Add Some Dutch Cocoa Powder To Flour For An Extra Chocolatey Cookie
Everyone knows what it's like to have an irrepressible chocolate craving. If you have the patience to make yourself a chocolatey baked good, you might feel boxed in by the limited number of options out there. Brownies and fudge are good, but there's a sneaky way to give any of your favorite cookies an extra chocolate boost. This hack goes beyond simply adding chocolate chips to the batter because, although that's delicious, it might not be chocolatey enough. From peanut butter cookies to shortbread, you can give some decadent chocolate personality to your cookies by adding Dutch cocoa powder.
This hack works with any cookie recipe — just make a chocolate-infused flour mix by stirring in some Dutch cocoa powder. However, don't just add it in. First, subtract a portion of flour from the recipe and replace that exact amount with cocoa powder. Then consider how strong you want the chocolate to be. If you want to max out on chocolate flavor, substitute up to a quarter of the flour with Dutch cocoa powder. But keep in mind that, due to its starch content, cocoa powder can have a moisture-absorbing effect on the dough and may lead to a dry cookie.
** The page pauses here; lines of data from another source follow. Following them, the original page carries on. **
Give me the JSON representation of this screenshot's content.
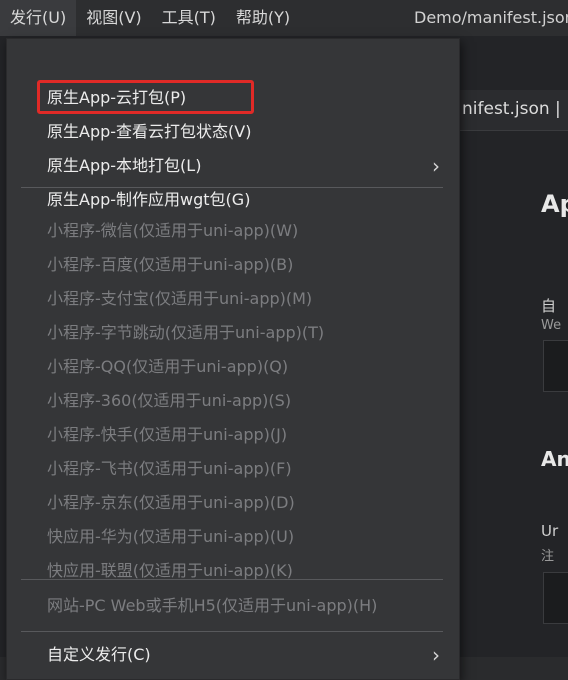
{
  "menubar": {
    "items": [
      "发行(U)",
      "视图(V)",
      "工具(T)",
      "帮助(Y)"
    ],
    "window_title": "Demo/manifest.json"
  },
  "editor": {
    "tab_label": "nifest.json |",
    "heading_ap": "Ap",
    "heading_an": "An",
    "label_zi": "自",
    "label_we": "We",
    "label_ur": "Ur",
    "label_zhu": "注"
  },
  "dropdown": {
    "group1": [
      "原生App-云打包(P)",
      "原生App-查看云打包状态(V)",
      "原生App-本地打包(L)",
      "原生App-制作应用wgt包(G)"
    ],
    "group2": [
      "小程序-微信(仅适用于uni-app)(W)",
      "小程序-百度(仅适用于uni-app)(B)",
      "小程序-支付宝(仅适用于uni-app)(M)",
      "小程序-字节跳动(仅适用于uni-app)(T)",
      "小程序-QQ(仅适用于uni-app)(Q)",
      "小程序-360(仅适用于uni-app)(S)",
      "小程序-快手(仅适用于uni-app)(J)",
      "小程序-飞书(仅适用于uni-app)(F)",
      "小程序-京东(仅适用于uni-app)(D)",
      "快应用-华为(仅适用于uni-app)(U)",
      "快应用-联盟(仅适用于uni-app)(K)"
    ],
    "group3": [
      "网站-PC Web或手机H5(仅适用于uni-app)(H)"
    ],
    "group4": [
      "自定义发行(C)"
    ]
  },
  "colors": {
    "highlight_border": "#e02a27",
    "menu_bg": "#353638",
    "disabled_text": "#7c7d80"
  }
}
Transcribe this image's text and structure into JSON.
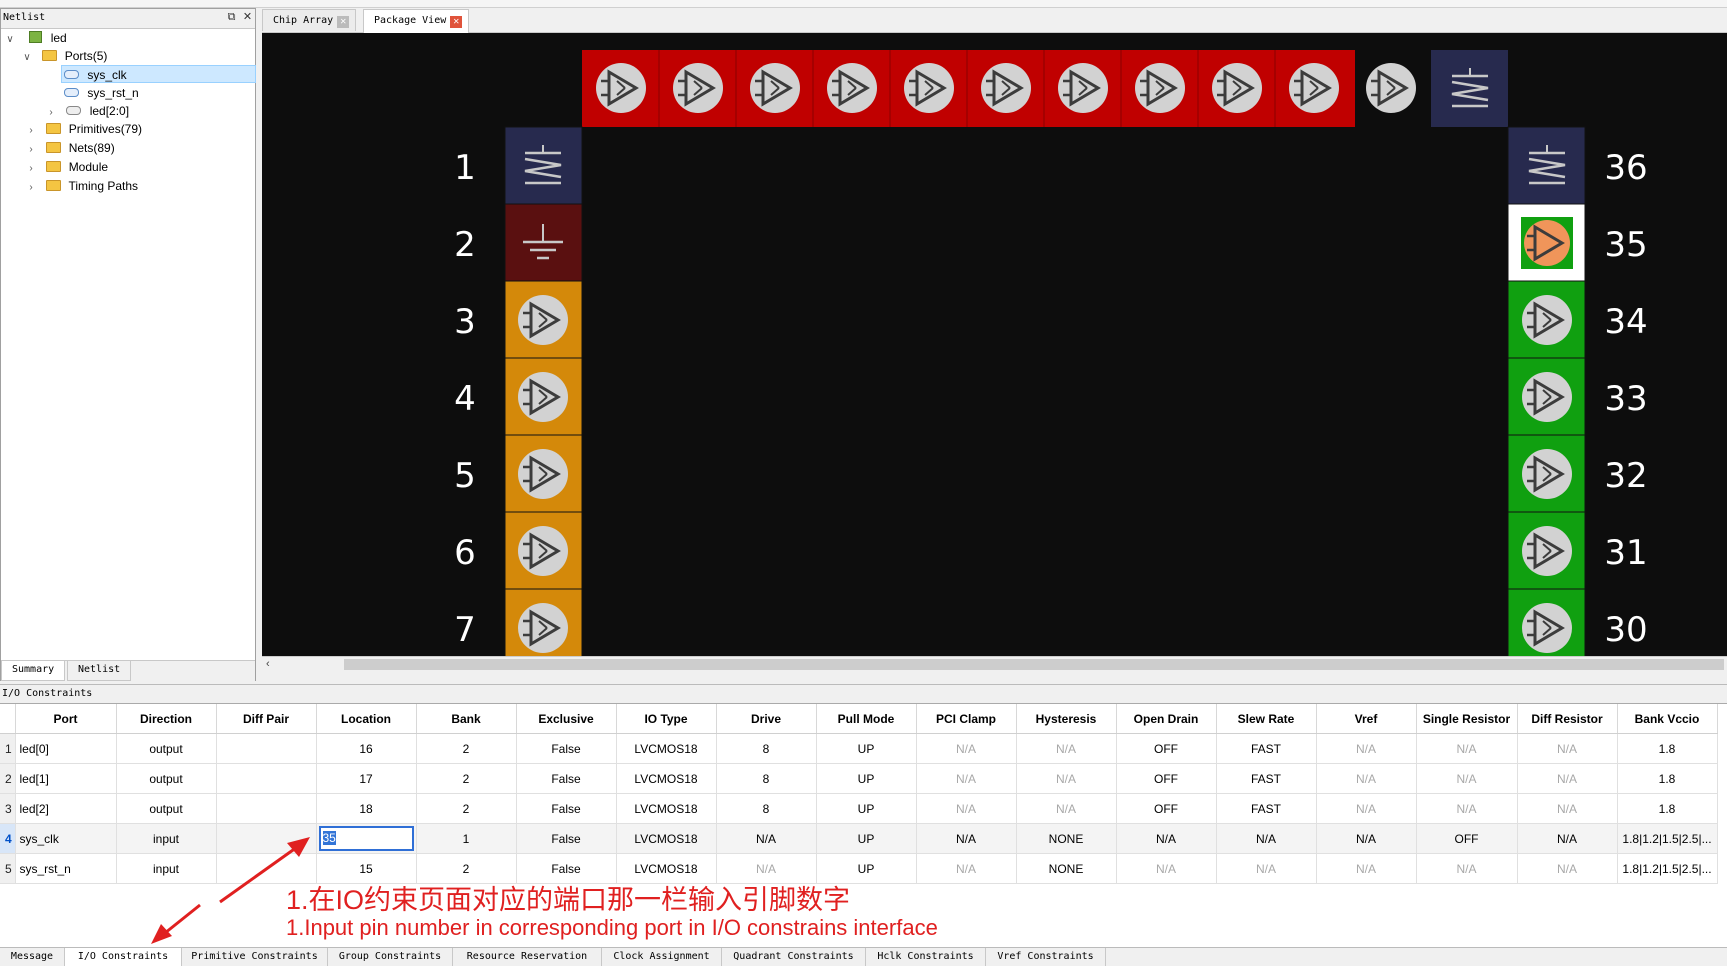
{
  "netlist": {
    "title": "Netlist",
    "tree": [
      {
        "label": "led",
        "icon": "chip-icon"
      },
      {
        "label": "Ports(5)",
        "icon": "folder-icon"
      },
      {
        "label": "sys_clk",
        "icon": "port-icon"
      },
      {
        "label": "sys_rst_n",
        "icon": "port-icon"
      },
      {
        "label": "led[2:0]",
        "icon": "bus-port-icon"
      },
      {
        "label": "Primitives(79)",
        "icon": "folder-icon"
      },
      {
        "label": "Nets(89)",
        "icon": "folder-icon"
      },
      {
        "label": "Module",
        "icon": "folder-icon"
      },
      {
        "label": "Timing Paths",
        "icon": "folder-icon"
      }
    ],
    "tabs": [
      "Summary",
      "Netlist"
    ]
  },
  "view_tabs": [
    "Chip Array",
    "Package View"
  ],
  "package": {
    "left_pins": [
      "1",
      "2",
      "3",
      "4",
      "5",
      "6",
      "7"
    ],
    "right_pins": [
      "36",
      "35",
      "34",
      "33",
      "32",
      "31",
      "30"
    ],
    "colors": {
      "top_io": "#c00000",
      "left_io": "#d4890a",
      "right_io": "#10a010",
      "power": "#272a4e",
      "ground": "#5a1010",
      "selected": "#ffffff",
      "selected_icon": "#f0955a"
    }
  },
  "io": {
    "title": "I/O Constraints",
    "columns": [
      "Port",
      "Direction",
      "Diff Pair",
      "Location",
      "Bank",
      "Exclusive",
      "IO Type",
      "Drive",
      "Pull Mode",
      "PCI Clamp",
      "Hysteresis",
      "Open Drain",
      "Slew Rate",
      "Vref",
      "Single Resistor",
      "Diff Resistor",
      "Bank Vccio"
    ],
    "rows": [
      {
        "num": "1",
        "cells": [
          "led[0]",
          "output",
          "",
          "16",
          "2",
          "False",
          "LVCMOS18",
          "8",
          "UP",
          "N/A",
          "N/A",
          "OFF",
          "FAST",
          "N/A",
          "N/A",
          "N/A",
          "1.8"
        ]
      },
      {
        "num": "2",
        "cells": [
          "led[1]",
          "output",
          "",
          "17",
          "2",
          "False",
          "LVCMOS18",
          "8",
          "UP",
          "N/A",
          "N/A",
          "OFF",
          "FAST",
          "N/A",
          "N/A",
          "N/A",
          "1.8"
        ]
      },
      {
        "num": "3",
        "cells": [
          "led[2]",
          "output",
          "",
          "18",
          "2",
          "False",
          "LVCMOS18",
          "8",
          "UP",
          "N/A",
          "N/A",
          "OFF",
          "FAST",
          "N/A",
          "N/A",
          "N/A",
          "1.8"
        ]
      },
      {
        "num": "4",
        "cells": [
          "sys_clk",
          "input",
          "",
          "35",
          "1",
          "False",
          "LVCMOS18",
          "N/A",
          "UP",
          "N/A",
          "NONE",
          "N/A",
          "N/A",
          "N/A",
          "OFF",
          "N/A",
          "1.8|1.2|1.5|2.5|..."
        ]
      },
      {
        "num": "5",
        "cells": [
          "sys_rst_n",
          "input",
          "",
          "15",
          "2",
          "False",
          "LVCMOS18",
          "N/A",
          "UP",
          "N/A",
          "NONE",
          "N/A",
          "N/A",
          "N/A",
          "N/A",
          "N/A",
          "1.8|1.2|1.5|2.5|..."
        ]
      }
    ],
    "annotation_cn": "1.在IO约束页面对应的端口那一栏输入引脚数字",
    "annotation_en": "1.Input pin number in corresponding port in I/O constrains interface"
  },
  "bottom_tabs": [
    "Message",
    "I/O Constraints",
    "Primitive Constraints",
    "Group Constraints",
    "Resource Reservation",
    "Clock Assignment",
    "Quadrant Constraints",
    "Hclk Constraints",
    "Vref Constraints"
  ]
}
Why Dutch cocoa powder works better
Before you start, there are some things you need to know before baking with Dutch cocoa powder. When compared to standard cocoa powder, otherwise known as natural cocoa powder, Dutch cocoa powder has some obvious differences in color and flavor. Whereas natural cocoa has a warm brown hue with a sharp cocoa kick, Dutch cocoa has a decadent, deep brown color, and a smooth, rich taste. These desirable qualities are due to an alkalizing process during production that neutralizes the acidity in Dutch cocoa powder.
This neutrality also makes Dutch cocoa powder the ideal substitute for a recipe that normally doesn't call for cocoa powder. To explain the reason for this requires a quick lesson in the chemistry of baking. In order for baked foods to rise (leaven) in the oven, the batter needs a reaction of an acid and a neutral base. Natural cocoa powder is an acid and baking soda is a base, so these two ingredients are paired together in chocolate baked goods to leaven the dough. But in baked goods without an acidic ingredient, baking powder is used because it contains both an acid and a base. Thus, neutral Dutch cocoa powder will not affect the leavening process, and it is compatible with recipes that use baking powder.
And let's not forget about Dutch cocoa powder's flavor. It's the perfect choice for a velvety and rich chocolate cookie. Add it to a peanut butter banana cookie recipe for an extra-decadent outcome, or try it with a cookie that doesn't need leavening at all, like shortbread. These cookies will pack a full-flavored chocolate punch and have a luxurious dark color that can't be achieved with natural cocoa powder.